La CSFTNO ne demande pas à ce que l’enfant soit réadmis, mais que la ministre réétudie sa décision en analysant divers éléments.
Le juge de la Cour supérieure Paul Rouleau a pris la question en délibéré. Il souhaite rendre un jugement avant le début de l’année scolaire, mais ne garantit rien. « C’est une question assez complexe, a-t-il dit, moins simple que ce que disent les avocats. »
Un cas particulier
L’identité de l’enfant, W, est frappée d’une ordonnance de non-publication.
Il est né au Canada de parents immigrants dont la langue première n’est ni le français ni l’anglais.
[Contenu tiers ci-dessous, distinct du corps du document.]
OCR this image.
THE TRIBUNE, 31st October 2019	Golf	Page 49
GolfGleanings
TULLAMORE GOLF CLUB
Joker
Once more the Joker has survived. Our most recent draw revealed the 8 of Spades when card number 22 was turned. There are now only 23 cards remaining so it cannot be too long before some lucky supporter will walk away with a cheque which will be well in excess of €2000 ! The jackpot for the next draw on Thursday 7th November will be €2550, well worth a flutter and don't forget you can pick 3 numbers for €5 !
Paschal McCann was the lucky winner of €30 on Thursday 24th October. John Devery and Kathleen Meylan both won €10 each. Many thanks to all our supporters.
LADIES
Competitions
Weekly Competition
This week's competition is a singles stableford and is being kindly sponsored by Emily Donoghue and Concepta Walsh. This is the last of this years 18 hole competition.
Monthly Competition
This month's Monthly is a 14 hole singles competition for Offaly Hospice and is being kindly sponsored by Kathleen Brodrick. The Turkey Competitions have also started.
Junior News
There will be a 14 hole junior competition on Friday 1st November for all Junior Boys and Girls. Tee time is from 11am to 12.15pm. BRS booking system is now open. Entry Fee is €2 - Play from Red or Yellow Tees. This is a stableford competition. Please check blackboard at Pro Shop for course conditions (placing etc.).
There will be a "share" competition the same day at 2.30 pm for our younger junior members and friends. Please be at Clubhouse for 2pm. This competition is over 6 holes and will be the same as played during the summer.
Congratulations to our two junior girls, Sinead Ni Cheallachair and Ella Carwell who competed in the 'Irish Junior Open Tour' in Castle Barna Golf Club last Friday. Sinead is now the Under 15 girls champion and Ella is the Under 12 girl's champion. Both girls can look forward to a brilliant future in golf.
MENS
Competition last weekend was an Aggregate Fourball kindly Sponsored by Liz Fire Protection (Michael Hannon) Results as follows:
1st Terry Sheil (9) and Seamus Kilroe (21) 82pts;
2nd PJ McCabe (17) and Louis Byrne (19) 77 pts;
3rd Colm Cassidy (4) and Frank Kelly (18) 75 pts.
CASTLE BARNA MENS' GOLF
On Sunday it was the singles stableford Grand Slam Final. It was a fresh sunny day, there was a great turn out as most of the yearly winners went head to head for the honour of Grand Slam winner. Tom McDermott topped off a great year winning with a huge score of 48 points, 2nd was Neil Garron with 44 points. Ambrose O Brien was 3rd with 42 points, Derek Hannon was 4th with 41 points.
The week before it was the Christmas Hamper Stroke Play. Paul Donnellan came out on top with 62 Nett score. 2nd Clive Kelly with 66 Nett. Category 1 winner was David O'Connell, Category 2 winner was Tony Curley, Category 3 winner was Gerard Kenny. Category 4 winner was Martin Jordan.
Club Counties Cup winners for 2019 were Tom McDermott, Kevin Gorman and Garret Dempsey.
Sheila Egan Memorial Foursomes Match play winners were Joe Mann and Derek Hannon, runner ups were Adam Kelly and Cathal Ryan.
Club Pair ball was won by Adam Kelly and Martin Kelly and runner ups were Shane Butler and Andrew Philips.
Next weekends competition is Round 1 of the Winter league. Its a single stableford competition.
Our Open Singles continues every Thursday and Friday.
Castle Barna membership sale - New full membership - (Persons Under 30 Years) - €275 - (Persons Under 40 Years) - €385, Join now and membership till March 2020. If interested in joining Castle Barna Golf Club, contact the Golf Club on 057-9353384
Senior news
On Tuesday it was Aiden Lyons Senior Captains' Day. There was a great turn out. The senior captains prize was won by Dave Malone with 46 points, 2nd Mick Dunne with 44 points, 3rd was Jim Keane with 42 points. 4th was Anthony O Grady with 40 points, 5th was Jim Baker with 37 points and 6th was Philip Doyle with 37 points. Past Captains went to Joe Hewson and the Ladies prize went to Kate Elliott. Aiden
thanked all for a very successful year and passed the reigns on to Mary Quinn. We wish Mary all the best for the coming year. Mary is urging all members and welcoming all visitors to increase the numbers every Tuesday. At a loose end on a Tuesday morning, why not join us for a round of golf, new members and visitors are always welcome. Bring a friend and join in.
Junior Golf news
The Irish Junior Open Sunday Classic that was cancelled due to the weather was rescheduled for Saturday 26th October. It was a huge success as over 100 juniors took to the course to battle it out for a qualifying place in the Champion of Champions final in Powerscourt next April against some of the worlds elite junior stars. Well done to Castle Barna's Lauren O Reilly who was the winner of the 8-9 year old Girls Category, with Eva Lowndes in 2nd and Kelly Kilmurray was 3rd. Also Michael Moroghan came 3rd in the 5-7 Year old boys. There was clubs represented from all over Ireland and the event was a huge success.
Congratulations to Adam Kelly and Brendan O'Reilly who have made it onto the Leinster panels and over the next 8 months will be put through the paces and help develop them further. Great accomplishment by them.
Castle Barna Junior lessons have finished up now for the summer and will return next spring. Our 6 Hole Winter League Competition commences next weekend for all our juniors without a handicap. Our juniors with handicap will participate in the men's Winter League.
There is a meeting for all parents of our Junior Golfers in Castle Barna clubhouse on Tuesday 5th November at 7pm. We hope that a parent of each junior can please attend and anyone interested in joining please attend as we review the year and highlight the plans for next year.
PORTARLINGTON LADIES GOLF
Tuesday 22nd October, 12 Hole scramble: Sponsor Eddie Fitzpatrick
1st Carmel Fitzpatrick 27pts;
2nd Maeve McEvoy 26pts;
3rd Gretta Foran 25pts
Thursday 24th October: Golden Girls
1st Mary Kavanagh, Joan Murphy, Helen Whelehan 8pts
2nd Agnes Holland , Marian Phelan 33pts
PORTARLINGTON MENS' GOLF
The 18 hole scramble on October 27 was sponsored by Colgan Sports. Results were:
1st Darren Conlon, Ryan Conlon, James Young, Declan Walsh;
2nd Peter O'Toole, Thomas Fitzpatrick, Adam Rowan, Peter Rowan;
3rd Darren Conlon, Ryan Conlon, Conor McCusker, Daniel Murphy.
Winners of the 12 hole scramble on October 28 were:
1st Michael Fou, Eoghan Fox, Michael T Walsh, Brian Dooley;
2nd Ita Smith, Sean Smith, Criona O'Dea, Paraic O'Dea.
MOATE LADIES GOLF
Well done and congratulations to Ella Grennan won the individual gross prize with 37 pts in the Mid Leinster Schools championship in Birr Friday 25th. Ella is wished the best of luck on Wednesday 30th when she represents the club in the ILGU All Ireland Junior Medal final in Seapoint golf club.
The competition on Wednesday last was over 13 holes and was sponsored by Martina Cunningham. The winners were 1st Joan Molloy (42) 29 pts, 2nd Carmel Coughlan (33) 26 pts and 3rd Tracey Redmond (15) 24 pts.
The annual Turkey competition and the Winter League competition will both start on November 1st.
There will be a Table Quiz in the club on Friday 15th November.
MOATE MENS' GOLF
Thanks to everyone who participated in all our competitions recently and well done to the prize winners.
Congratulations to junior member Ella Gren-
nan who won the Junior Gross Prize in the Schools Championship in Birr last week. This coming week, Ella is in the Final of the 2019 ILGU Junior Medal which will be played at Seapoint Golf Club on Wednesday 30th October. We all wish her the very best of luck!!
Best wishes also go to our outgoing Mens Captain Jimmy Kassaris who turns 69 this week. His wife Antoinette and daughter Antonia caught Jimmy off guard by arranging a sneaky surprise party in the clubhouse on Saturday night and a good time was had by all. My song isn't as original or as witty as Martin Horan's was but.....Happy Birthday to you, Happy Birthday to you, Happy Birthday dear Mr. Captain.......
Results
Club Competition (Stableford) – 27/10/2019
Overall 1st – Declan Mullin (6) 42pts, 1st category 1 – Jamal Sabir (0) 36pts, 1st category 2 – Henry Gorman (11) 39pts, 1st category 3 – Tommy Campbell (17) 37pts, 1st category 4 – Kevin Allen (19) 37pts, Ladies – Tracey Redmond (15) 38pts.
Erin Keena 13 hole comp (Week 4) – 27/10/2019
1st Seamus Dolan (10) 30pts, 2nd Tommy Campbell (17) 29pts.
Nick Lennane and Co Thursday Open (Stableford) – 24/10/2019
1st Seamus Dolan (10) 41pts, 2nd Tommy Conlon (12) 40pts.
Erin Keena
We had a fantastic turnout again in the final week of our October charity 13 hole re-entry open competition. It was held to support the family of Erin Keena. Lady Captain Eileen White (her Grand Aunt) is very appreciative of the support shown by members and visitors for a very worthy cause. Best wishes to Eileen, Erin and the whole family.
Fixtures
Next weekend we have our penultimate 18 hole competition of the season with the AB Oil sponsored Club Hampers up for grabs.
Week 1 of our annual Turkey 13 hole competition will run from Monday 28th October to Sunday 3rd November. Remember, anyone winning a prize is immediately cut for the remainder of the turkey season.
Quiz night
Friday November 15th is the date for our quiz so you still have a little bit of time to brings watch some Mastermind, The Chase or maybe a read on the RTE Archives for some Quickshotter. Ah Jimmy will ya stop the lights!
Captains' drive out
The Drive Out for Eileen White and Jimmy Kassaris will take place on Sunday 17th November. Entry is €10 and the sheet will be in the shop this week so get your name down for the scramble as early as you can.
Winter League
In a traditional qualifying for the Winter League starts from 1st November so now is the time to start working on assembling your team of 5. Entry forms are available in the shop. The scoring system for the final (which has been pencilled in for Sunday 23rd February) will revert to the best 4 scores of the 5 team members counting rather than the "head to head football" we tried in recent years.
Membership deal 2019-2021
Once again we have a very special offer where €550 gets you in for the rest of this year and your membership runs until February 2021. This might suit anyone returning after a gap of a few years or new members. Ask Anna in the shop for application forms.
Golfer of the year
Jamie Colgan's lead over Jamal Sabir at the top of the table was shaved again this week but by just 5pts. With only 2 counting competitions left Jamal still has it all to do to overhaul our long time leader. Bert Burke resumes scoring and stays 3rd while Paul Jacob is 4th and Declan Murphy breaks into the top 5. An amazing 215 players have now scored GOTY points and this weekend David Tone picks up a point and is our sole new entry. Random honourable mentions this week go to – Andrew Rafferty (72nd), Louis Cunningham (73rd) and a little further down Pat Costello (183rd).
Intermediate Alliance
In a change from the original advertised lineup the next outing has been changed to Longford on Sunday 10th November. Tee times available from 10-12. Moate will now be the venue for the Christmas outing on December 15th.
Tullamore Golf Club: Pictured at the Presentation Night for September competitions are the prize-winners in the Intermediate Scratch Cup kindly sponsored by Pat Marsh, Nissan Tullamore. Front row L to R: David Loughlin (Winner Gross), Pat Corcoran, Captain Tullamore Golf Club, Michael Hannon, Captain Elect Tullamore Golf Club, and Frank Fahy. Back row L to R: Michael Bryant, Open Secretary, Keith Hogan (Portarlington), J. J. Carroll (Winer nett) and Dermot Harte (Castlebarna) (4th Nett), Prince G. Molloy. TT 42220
Sa langue première est le néerlandais, mais il s’exprimerait aussi en anglais et en français.
Il a fréquenté une garderie francophone puis, devant le refus du MECF de l’admettre à Allain St-Cyr, s’est inscrit dans une école anglophone.
W correspond à la troisième catégorie des non-ayants droit admissibles. Selon la Directive ministérielle sur l’inscription des élèves au programme d’enseignement du français langue première, datant de 2016, à la différence qu’il est né au Canada et non à l’étranger.
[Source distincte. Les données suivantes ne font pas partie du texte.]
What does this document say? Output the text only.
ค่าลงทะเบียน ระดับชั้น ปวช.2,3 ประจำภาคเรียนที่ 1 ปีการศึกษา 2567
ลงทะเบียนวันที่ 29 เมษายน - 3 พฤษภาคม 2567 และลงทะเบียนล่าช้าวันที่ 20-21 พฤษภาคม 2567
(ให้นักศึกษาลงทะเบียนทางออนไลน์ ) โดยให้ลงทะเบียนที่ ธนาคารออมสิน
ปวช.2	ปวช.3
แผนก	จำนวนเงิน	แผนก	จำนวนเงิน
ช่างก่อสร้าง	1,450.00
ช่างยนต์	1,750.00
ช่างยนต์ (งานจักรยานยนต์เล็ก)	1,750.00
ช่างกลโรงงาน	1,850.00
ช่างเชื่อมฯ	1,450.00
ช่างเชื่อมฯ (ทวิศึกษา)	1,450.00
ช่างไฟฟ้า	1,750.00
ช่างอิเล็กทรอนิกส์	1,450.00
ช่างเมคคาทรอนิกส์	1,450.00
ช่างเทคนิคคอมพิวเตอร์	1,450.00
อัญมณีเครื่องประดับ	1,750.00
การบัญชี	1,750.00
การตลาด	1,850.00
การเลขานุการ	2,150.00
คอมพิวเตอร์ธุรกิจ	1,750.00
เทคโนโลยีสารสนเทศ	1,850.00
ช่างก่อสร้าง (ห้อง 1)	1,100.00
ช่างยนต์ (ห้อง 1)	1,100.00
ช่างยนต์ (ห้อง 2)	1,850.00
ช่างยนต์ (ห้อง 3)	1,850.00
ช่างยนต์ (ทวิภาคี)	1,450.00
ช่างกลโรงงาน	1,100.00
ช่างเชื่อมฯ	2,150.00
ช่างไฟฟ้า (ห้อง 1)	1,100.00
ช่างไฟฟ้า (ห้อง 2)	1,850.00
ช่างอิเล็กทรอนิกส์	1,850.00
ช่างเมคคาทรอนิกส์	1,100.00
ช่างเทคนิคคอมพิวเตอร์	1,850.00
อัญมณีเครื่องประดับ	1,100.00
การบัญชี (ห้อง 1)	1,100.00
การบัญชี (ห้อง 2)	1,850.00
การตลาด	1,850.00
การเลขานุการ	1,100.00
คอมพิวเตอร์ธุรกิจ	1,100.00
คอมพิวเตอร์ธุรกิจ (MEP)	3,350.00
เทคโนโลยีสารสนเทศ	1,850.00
Trois autres cas similaires ont vu leur admission refusée à la CSFTNO dans la dernière année.
Pour l’avocat Francis Poulin, la Directive peut être interprétée de manière « souple et généreuse » et permettre l’admission de l’enfant.
De surcroit, Me Poulin fait valoir que la ministre aurait pu autoriser l’admission de l’élève en utilisant son pouvoir discrétionnaire, spécifié dans la Directive.
Exception
Un autre enfant a été accepté à Allain St-Cyr dans les dernières années, qui ne correspondait à aucune des catégories de non-ayants droit admissibles.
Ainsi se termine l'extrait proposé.